If he sent an email with just a text message, everything would be OK but if he attached an INVOICE PDF file his messages would not be delivered. I was able to send JPG, WORD files without issues.
I did a message trace on these messages to realise that they were being quarantined due to malware.
There was nothing wrong with his pdf file except for the URL of his website IE www.domain.com in the page header of his invoice.
He was creating the invoices with excel than exporting his invoice to PDF.
When I removed the URL of his website from the excel invoice template, the emails would deliver.
Therefore I temporarily modified his website URL of the invoice header to domain.com which allowed the email to be sent.
The URL detonation technology shouldn't assume that all links are bad.
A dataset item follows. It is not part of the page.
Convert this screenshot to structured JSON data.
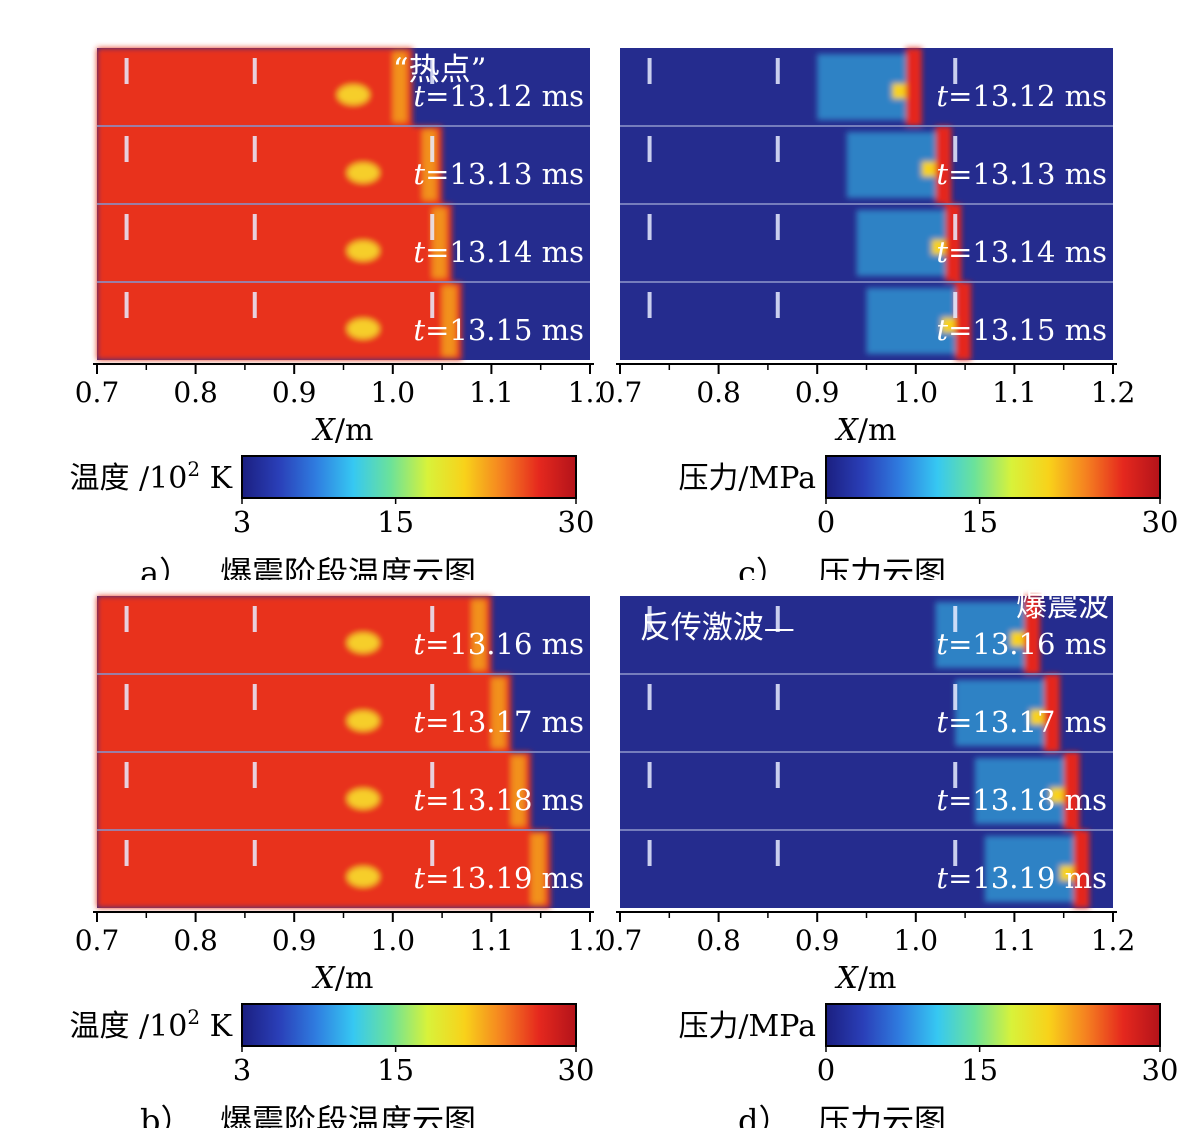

There should be some checking to verify if the links are malicious or not.
This could also cause inbound emails to be quarantined if they have links in them.
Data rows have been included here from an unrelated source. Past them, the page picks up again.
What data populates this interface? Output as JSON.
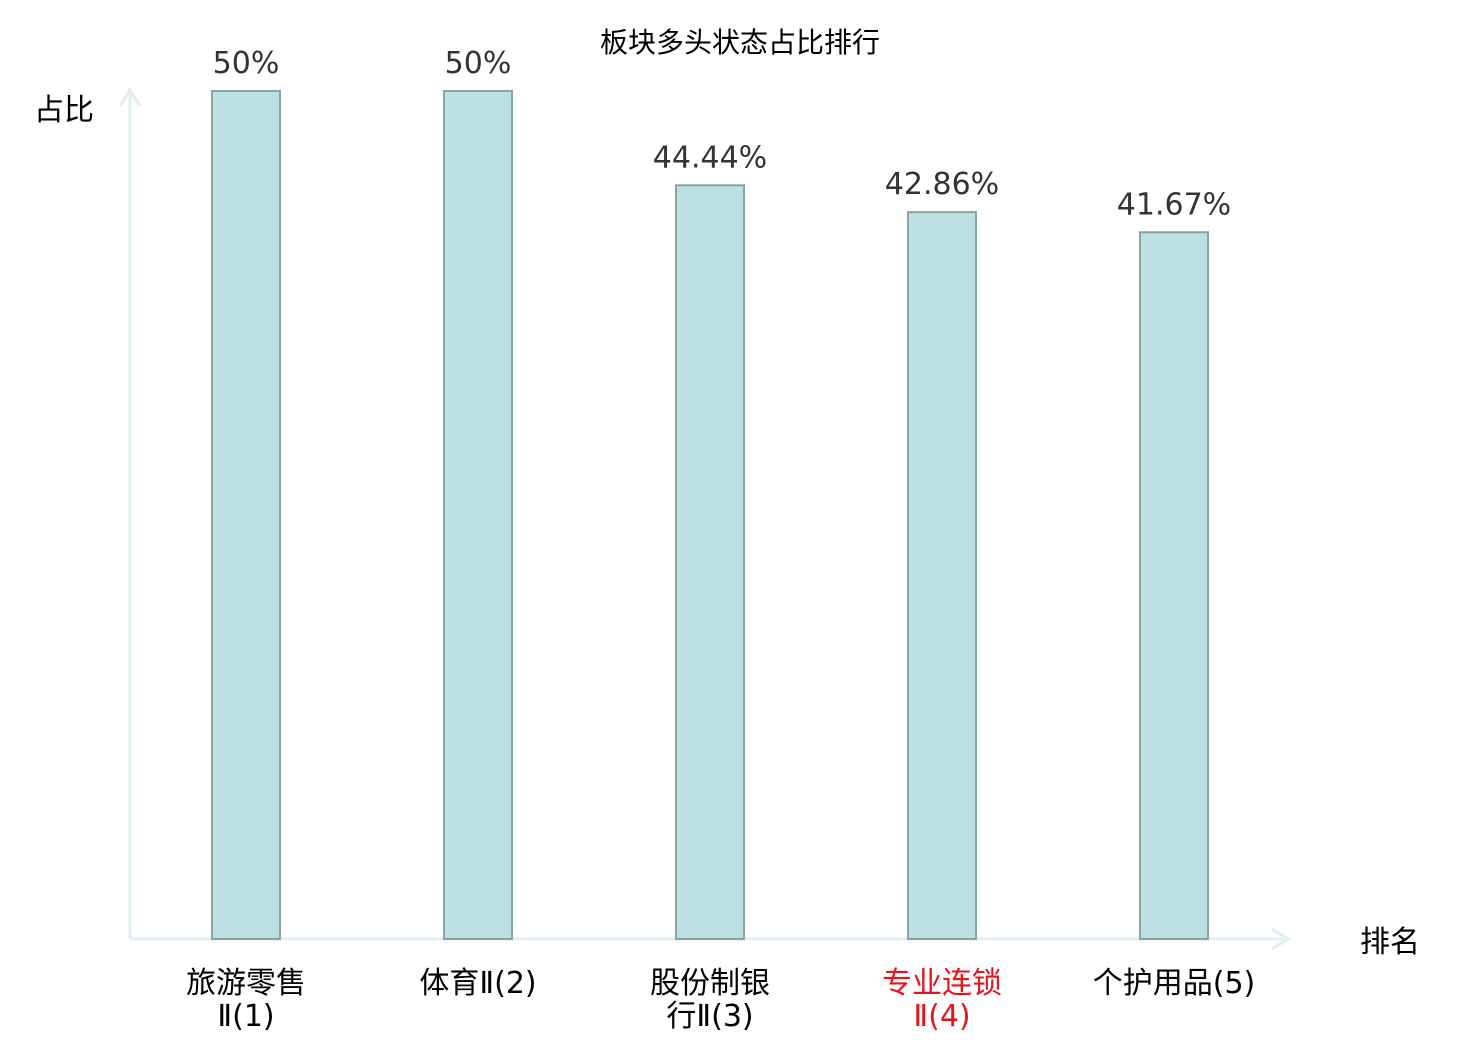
{
  "chart_data": {
    "type": "bar",
    "title": "板块多头状态占比排行",
    "ylabel": "占比",
    "xlabel": "排名",
    "categories": [
      {
        "line1": "旅游零售",
        "line2": "Ⅱ(1)",
        "highlight": false
      },
      {
        "line1": "体育Ⅱ(2)",
        "line2": "",
        "highlight": false
      },
      {
        "line1": "股份制银",
        "line2": "行Ⅱ(3)",
        "highlight": false
      },
      {
        "line1": "专业连锁",
        "line2": "Ⅱ(4)",
        "highlight": true
      },
      {
        "line1": "个护用品(5)",
        "line2": "",
        "highlight": false
      }
    ],
    "values": [
      50,
      50,
      44.44,
      42.86,
      41.67
    ],
    "value_labels": [
      "50%",
      "50%",
      "44.44%",
      "42.86%",
      "41.67%"
    ],
    "ylim": [
      0,
      50
    ],
    "grid": false,
    "colors": {
      "bar_fill": "#bde0e2",
      "bar_stroke": "#86a3a5",
      "axis": "#dff0ee",
      "highlight_text": "#e8141c",
      "text": "#000000",
      "value_text": "#333333"
    }
  }
}
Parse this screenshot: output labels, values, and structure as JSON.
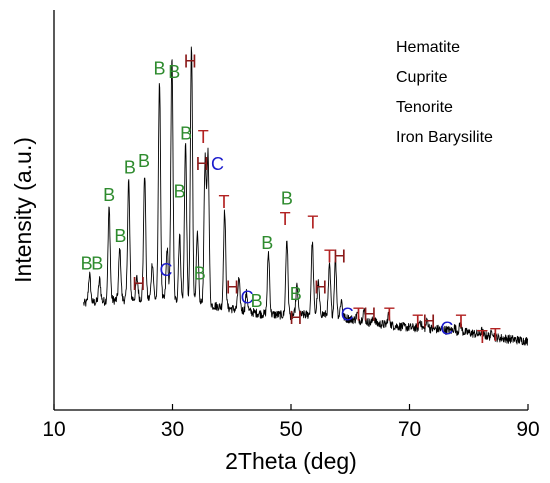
{
  "chart_data": {
    "type": "line",
    "xlabel": "2Theta (deg)",
    "ylabel": "Intensity (a.u.)",
    "xlim": [
      10,
      90
    ],
    "xticks": [
      "10",
      "30",
      "50",
      "70",
      "90"
    ],
    "ylim": [
      0,
      100
    ],
    "yticks_shown": false,
    "grid": false,
    "legend_position": "top-right",
    "legend": [
      "Hematite",
      "Cuprite",
      "Tenorite",
      "Iron Barysilite"
    ],
    "colors": {
      "B": "#2e8b2e",
      "H": "#8b1a1a",
      "C": "#1a1acc",
      "T": "#b22222"
    },
    "baseline": [
      [
        15,
        20
      ],
      [
        20,
        21
      ],
      [
        25,
        21.5
      ],
      [
        30,
        21
      ],
      [
        35,
        20
      ],
      [
        40,
        18.5
      ],
      [
        45,
        17
      ],
      [
        50,
        16.5
      ],
      [
        55,
        17
      ],
      [
        60,
        15.5
      ],
      [
        65,
        14
      ],
      [
        70,
        13
      ],
      [
        75,
        12.5
      ],
      [
        80,
        11.5
      ],
      [
        85,
        10
      ],
      [
        90,
        9
      ]
    ],
    "peaks": [
      {
        "x": 16.0,
        "y": 28.5
      },
      {
        "x": 17.7,
        "y": 27
      },
      {
        "x": 19.3,
        "y": 48
      },
      {
        "x": 21.1,
        "y": 36
      },
      {
        "x": 22.6,
        "y": 56
      },
      {
        "x": 24.0,
        "y": 27.5
      },
      {
        "x": 25.3,
        "y": 58
      },
      {
        "x": 26.6,
        "y": 32
      },
      {
        "x": 27.8,
        "y": 85
      },
      {
        "x": 29.1,
        "y": 36
      },
      {
        "x": 29.9,
        "y": 92
      },
      {
        "x": 31.2,
        "y": 40
      },
      {
        "x": 32.2,
        "y": 67
      },
      {
        "x": 33.2,
        "y": 95
      },
      {
        "x": 34.2,
        "y": 40
      },
      {
        "x": 35.5,
        "y": 62
      },
      {
        "x": 36.0,
        "y": 64
      },
      {
        "x": 38.8,
        "y": 47
      },
      {
        "x": 41.2,
        "y": 27
      },
      {
        "x": 42.5,
        "y": 23
      },
      {
        "x": 46.2,
        "y": 35
      },
      {
        "x": 49.3,
        "y": 39
      },
      {
        "x": 51.0,
        "y": 25
      },
      {
        "x": 53.6,
        "y": 38
      },
      {
        "x": 54.6,
        "y": 26
      },
      {
        "x": 56.5,
        "y": 31
      },
      {
        "x": 57.5,
        "y": 33
      },
      {
        "x": 58.5,
        "y": 21
      },
      {
        "x": 61.2,
        "y": 17
      },
      {
        "x": 62.3,
        "y": 18
      },
      {
        "x": 64.0,
        "y": 16
      },
      {
        "x": 66.5,
        "y": 17
      },
      {
        "x": 71.8,
        "y": 15
      },
      {
        "x": 73.0,
        "y": 15
      },
      {
        "x": 77.6,
        "y": 13
      },
      {
        "x": 78.6,
        "y": 14
      },
      {
        "x": 82.2,
        "y": 12
      },
      {
        "x": 84.0,
        "y": 12
      }
    ],
    "annotations": [
      {
        "text": "B",
        "x": 15.5,
        "y": 30
      },
      {
        "text": "B",
        "x": 17.3,
        "y": 30
      },
      {
        "text": "B",
        "x": 19.3,
        "y": 50
      },
      {
        "text": "B",
        "x": 21.2,
        "y": 38
      },
      {
        "text": "B",
        "x": 22.8,
        "y": 58
      },
      {
        "text": "B",
        "x": 25.2,
        "y": 60
      },
      {
        "text": "H",
        "x": 24.3,
        "y": 24
      },
      {
        "text": "C",
        "x": 28.9,
        "y": 28
      },
      {
        "text": "B",
        "x": 27.8,
        "y": 87
      },
      {
        "text": "B",
        "x": 30.3,
        "y": 86
      },
      {
        "text": "H",
        "x": 33.0,
        "y": 89
      },
      {
        "text": "B",
        "x": 31.2,
        "y": 51
      },
      {
        "text": "B",
        "x": 32.3,
        "y": 68
      },
      {
        "text": "T",
        "x": 35.2,
        "y": 67
      },
      {
        "text": "H",
        "x": 35.0,
        "y": 59
      },
      {
        "text": "C",
        "x": 37.6,
        "y": 59
      },
      {
        "text": "B",
        "x": 34.6,
        "y": 27
      },
      {
        "text": "T",
        "x": 38.7,
        "y": 48
      },
      {
        "text": "H",
        "x": 40.1,
        "y": 23
      },
      {
        "text": "C",
        "x": 42.6,
        "y": 20
      },
      {
        "text": "B",
        "x": 44.2,
        "y": 19
      },
      {
        "text": "B",
        "x": 46.0,
        "y": 36
      },
      {
        "text": "B",
        "x": 49.3,
        "y": 49
      },
      {
        "text": "T",
        "x": 49.0,
        "y": 43
      },
      {
        "text": "B",
        "x": 50.8,
        "y": 21
      },
      {
        "text": "H",
        "x": 50.8,
        "y": 14
      },
      {
        "text": "T",
        "x": 53.7,
        "y": 42
      },
      {
        "text": "H",
        "x": 55.0,
        "y": 23
      },
      {
        "text": "T",
        "x": 56.5,
        "y": 32
      },
      {
        "text": "H",
        "x": 58.2,
        "y": 32
      },
      {
        "text": "C",
        "x": 59.5,
        "y": 15
      },
      {
        "text": "T",
        "x": 61.4,
        "y": 15
      },
      {
        "text": "H",
        "x": 63.3,
        "y": 15
      },
      {
        "text": "T",
        "x": 66.6,
        "y": 15
      },
      {
        "text": "T",
        "x": 71.4,
        "y": 13
      },
      {
        "text": "H",
        "x": 73.3,
        "y": 13
      },
      {
        "text": "C",
        "x": 76.3,
        "y": 11
      },
      {
        "text": "T",
        "x": 78.7,
        "y": 13
      },
      {
        "text": "T",
        "x": 82.3,
        "y": 8.5
      },
      {
        "text": "T",
        "x": 84.5,
        "y": 9
      }
    ]
  }
}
He only has a business standard subscriptions and he is not going to purchase a windows defender premium subscription because he is a small businessman.
I was able to create an exclusion under safelinks for his website URL but only for 30 days.
This is really disappointing.
Best regards
Alfred
- Ana_B2110Copper ContributorHi Alfred,
We've had issues with PDFs too and I'm going to test the same as you did. Thanks! This could be really usefull. On the long run though, we did the same and added our domain on the allow list for safe links, but so far that has only allowed the emails to leave our tenant. Customers and clients who work with Microsoft quarantine the messages on their end now so we still don't have any functioning email communication available to us. People have even tried to send invoices and reports as PDFs from their private emails, but if they contain our domain, the other organizations don't receive the messages. There must be away to get a domain off that list, right? - JeremyTBradshawSteel Contributor
AlfredB what you described - seeing it often. The M365 apps to PDF seems to be a regular trait of the situations. Makes me think they give too much weight to URLs particularly when in attached PDFs. But I agree. This is a lot of reaching with these intense verdicts.
That said, this points out how relevant the Quarantine policy permission "Request to release" is. I personally feel all threat types should be quarantined not rejected, and for the worst threats, Request to Release permission. This way admins don't have to be on the hook for missing false positives that go away permanently. Users would be responsible to review their own Quarantine.
Problem is, there's a ton of high confidence Phish so it can lead to Quarantine fatigue for users.
Email is a little annoying in this area.